Mais peu de choses ont changé. En fait, les choses empirent. Lisda Sundari, directrice adjointe de l’éducation et du plaidoyer à l’ONG locale pour les enfants Lentera Anak, a déclaré que le nombre d’enfants âgés de 10 à 14 ans qui fument a doublé au cours des 20 dernières années, et a au moins triplé pour les enfants de 5 à 9 ans.
Soixante-sept pour cent des hommes indonésiens et 41 pour cent des garçons de 13 à 15 ans fument. L’Indonésie est l’un des rares pays au monde à ne pas avoir signé la Convention-cadre de l’Organisation mondiale de la Santé pour la lutte Antitabac. Cela signifie que les cigarettes sont toujours extrêmement bon marché (environ un dollar le paquet) et que la publicité pour les cigarettes n’est pas interdite.
Les militants antitabac ont célébré en juin dernier lorsque le gouvernement a commencé à exiger que les fabricants de cigarettes incluent des avertissements sanitaires graphiques sur leurs paquets. Mais ce fut une victoire mineure. La publicité pour les cigarettes est toujours absolument partout ici.
Les publicités sont diffusées à la télévision, dans les journaux et les magazines, et plâtrées sur les arbres bordant les routes. Les villes indonésiennes sont étouffées par des panneaux d’affichage géants promettant « plaisir, style et confiance. »Les cigarettiers parrainent presque tous les concerts et événements sportifs du pays, sans parler des camps de réfugiés.
Sundari a déclaré que la publicité pour les cigarettes est « vraiment massive” et a réussi à qualifier le tabagisme de cool et populaire.
Masli, qui a travaillé sur les campagnes publicitaires de Philip Morris dans le passé, a déclaré que les fabricants de cigarettes distribueraient souvent des cigarettes gratuites lors des événements qu’ils parrainent, même aux enfants. ”Ils ne se soucient pas vraiment de leur âge », a-t-il déclaré.
Alors que la vente de cigarettes aux mineurs est officiellement interdite, Sundari a déclaré qu’elle n’était jamais appliquée. Dans le petit village de Dihan, ici à l’ouest de Java, le propriétaire du kiosque n’a eu aucun problème à admettre que Dihan vient généralement trois fois par jour pour les « kretek”, qui sont des cigarettes au clou de girofle, un favori des fumeurs indonésiens. Il achète généralement une seule cigarette, qu’il obtient en échange d’une pièce de 500 Roupies. C’est environ 5 cents.
Les militants ont demandé à plusieurs reprises une augmentation du prix des cigarettes, mais la réforme est difficile à réaliser — l’Indonésie est l’un des plus grands marchés du tabac au monde, les cigarettiers sont puissants et les politiciens facilement corruptibles.
Et maintenant que le président indonésien Joko Widodo a lancé une campagne féroce contre les stupéfiants et fait de l’exécution des trafiquants une priorité, certains trouvent le deux poids, deux mesures difficile à avaler.

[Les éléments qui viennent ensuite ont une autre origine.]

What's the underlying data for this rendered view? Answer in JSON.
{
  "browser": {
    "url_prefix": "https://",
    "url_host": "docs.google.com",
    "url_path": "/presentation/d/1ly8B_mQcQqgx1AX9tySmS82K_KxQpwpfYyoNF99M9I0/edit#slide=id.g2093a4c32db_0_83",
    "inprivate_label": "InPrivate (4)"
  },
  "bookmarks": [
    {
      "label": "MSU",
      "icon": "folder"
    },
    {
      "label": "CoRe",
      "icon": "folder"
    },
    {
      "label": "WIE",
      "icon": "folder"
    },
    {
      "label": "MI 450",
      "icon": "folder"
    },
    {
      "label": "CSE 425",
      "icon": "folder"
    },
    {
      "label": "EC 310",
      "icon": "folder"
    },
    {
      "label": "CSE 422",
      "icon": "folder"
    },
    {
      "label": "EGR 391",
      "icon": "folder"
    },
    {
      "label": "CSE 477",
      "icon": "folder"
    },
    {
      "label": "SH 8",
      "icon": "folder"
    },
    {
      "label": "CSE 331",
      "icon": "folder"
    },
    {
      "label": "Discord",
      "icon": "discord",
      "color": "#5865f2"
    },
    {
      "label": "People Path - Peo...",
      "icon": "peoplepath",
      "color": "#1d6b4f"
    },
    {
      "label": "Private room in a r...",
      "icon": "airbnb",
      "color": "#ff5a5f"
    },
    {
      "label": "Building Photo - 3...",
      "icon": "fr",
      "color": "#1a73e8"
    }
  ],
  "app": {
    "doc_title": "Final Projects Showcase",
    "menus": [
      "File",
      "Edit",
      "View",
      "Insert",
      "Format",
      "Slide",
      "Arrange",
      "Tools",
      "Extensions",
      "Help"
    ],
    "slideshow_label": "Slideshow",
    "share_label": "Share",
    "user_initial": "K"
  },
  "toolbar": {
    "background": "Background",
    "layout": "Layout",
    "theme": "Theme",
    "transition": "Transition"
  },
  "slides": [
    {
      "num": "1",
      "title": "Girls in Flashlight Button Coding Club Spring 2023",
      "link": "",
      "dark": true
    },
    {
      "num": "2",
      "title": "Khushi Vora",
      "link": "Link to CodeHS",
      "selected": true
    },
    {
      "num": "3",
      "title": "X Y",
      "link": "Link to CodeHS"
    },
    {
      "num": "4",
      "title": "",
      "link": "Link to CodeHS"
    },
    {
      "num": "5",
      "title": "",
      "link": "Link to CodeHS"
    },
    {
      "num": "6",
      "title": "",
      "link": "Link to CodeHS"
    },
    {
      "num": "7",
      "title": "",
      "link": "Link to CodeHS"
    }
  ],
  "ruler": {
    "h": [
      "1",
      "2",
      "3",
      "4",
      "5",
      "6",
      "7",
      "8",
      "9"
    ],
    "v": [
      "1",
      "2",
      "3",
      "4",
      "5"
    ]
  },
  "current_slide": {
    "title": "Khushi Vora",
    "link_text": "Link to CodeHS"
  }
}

» En Indonésie, 240 000 personnes sont mortes en 2013 à cause du tabac, ce qui signifie que 660 personnes sont mortes chaque jour, soit 27 personnes par heure. Ce chiffre est plus dramatique que celui des stupéfiants ”, a déclaré la semaine dernière le commissaire de la Commission nationale de lutte Antitabac, Hakim Sorimuda Pohan.
Depuis son arrivée au pouvoir en octobre, Widodo a inlassablement répété l’affirmation selon laquelle 40 à 50 personnes meurent chaque jour à cause de la drogue. Il a appelé cela une urgence nationale.
De retour dans le village de Dihan, chez le voisin, la maman de Januar essaie de rhabiller son enfant agité. Elle est un peu inquiète, car il a récemment commencé à fumer. Elle ne veut pas qu’il devienne accro, comme Dihan. Mais pour l’instant tout semble OK. « Il ne fume pas autant », a-t-elle déclaré. « Je n’ai vu aucun problème, il est toujours en bonne santé. »Januar a 3 ans.